Tuesday, May 8, 2012

Rise Health CIO Wins Top Leadership Award

Custom Web application creates business value

 

Nicole BradberrySearchCIO-Midmarket.com recently spoke with Nicole Bradberry (pictured at right),  Chief Information Officer at Rise Health Inc., a Jacksonville, Fla., services company that serves primary health care provider practices. She led the effort to build a custom Web application -- the Patient Relationship Manager -- that Rise Health employees use to handle intake and aftercare procedures for primary care physicians. It reduces unnecessary patient visits and health care costs by centralizing data from multiple sources.  Bradberry won SearchCIO-Midmarket.com's  2012 IT Leadership Award, selected from a pool of 40 IT leaders.
In this interview, Bradberry shares her take on technology innovation, the changing role of the CIO and the ways the Patient Relationship Manager application creates value for her business and for customers.

SearchCIO.com: What technology or technologies are changing the way your business is run or how it serves customers?
Bradberry: Technology and health care are coming together like never before. Right now in the health care space you've got meaningful use, you've got all the mandates coming with health reform. So, everyone out there is trying to figure out how to get an EMR [electronic medical record system] in every physician's office to get rid of all the paper in hospital systems. How do you connect all the hospitals to the physicians, the primary care specialists, labs and pharmacies? That's what's really going on right now in health care. I think you'll see in the next few years amazing strides that have never been seen before in health care, because health care has really kind of lagged behind the rest of the world as far as using technology.

Can you give me an example of how a technology created value for Rise Health or its customers?
Bradberry: Rise Health is an early-stage company. We formed in mid-2009. The project I've been working on is really to build the entire technology platform--either buy or license some of the needed software -- and most of the time was spent on building what we call the Patient Relationship Manager. A Web-based, sits-in-the-cloud application that we think is pretty darn innovative and answers a lot of the problems that are in health care today, as far as how you make data very actionable when the patient is sitting in the office with the physician.

As a finalist for the SearchCIO-Midmarket.com 2012 IT Leadership Awards, how do you see the leadership role of the CIO changing in coming years, and what do you think is influencing these changes?
Bradberry: I think I'm an example of that change, because I'm not the traditional technologist of old, the guys who came up building servers and building data rooms. The CIOs of today are really part of the business. They're part of the team that sets the strategy for the company; and technology is an enablement of the business model of the company, so I think that's what the new CIO looks like.

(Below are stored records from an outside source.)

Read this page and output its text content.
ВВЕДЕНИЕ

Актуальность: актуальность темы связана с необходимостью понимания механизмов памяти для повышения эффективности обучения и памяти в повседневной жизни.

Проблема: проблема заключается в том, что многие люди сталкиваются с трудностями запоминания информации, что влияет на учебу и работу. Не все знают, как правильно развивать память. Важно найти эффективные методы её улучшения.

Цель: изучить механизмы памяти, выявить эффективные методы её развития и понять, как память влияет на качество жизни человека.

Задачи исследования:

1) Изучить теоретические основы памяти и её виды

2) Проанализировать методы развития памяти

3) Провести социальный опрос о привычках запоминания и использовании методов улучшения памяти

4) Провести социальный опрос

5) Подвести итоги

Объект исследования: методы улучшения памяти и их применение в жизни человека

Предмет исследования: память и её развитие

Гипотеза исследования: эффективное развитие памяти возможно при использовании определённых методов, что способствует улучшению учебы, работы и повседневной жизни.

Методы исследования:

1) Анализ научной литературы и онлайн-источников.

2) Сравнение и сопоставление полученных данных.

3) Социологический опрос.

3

Is that akin to your leadership style, or what is your leadership style?
Bradberry: I'm a designer, so I spend a lot of time with the designers in front of a whiteboard, and I let them go do the work. Here's the vision, you understand the business processes, and we spend a lot of time talking about the business processes; and then they go and build and come back. I expect really well-thought-through deliverables, whether it's the up-front design, or the development of the code or the testing; and they present back. I give my feedback, but I'm not really a micromanager. I'm more of that whiteboard-design-up-front leader that really talks about the business and what we're trying to accomplish.

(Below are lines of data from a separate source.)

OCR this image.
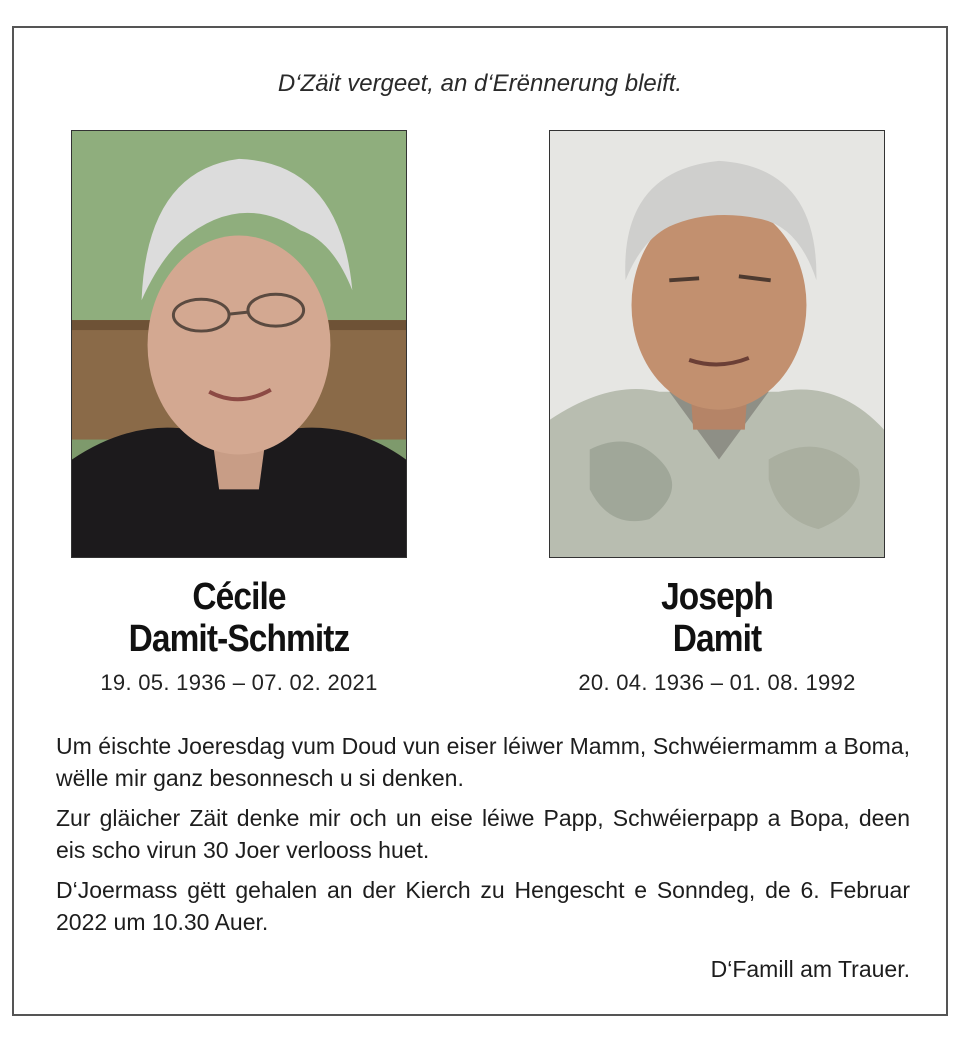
D‘Zäit vergeet, an d‘Erënnerung bleift.
Cécile
Damit-Schmitz
19. 05. 1936 – 07. 02. 2021
Joseph
Damit
20. 04. 1936 – 01. 08. 1992

Um éischte Joeresdag vum Doud vun eiser léiwer Mamm, Schwéiermamm a Boma, wëlle mir ganz besonnesch u si denken.

Zur gläicher Zäit denke mir och un eise léiwe Papp, Schwéierpapp a Bopa, deen eis scho virun 30 Joer verlooss huet.

D‘Joermass gëtt gehalen an der Kierch zu Hengescht e Sonndeg, de 6. Februar 2022 um 10.30 Auer.

D‘Famill am Trauer.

As technology innovation has become a mainstay of many of the tools used in business, has the role of the CIO in driving innovation in a company changed?
Bradberry: The CIO traditionally has been more of an order-taker. This is what the business needs, and I'm going to say I can do it or not. I think the CIO is now part of that executive leadership team and hopefully is the person who says this technology is what we need to expand either our market presence, or our capabilities or efficiency and use innovation when you need it. You don't innovate just to innovate. You use it when it is really needed to expand what you're trying to sell and what your business is all about.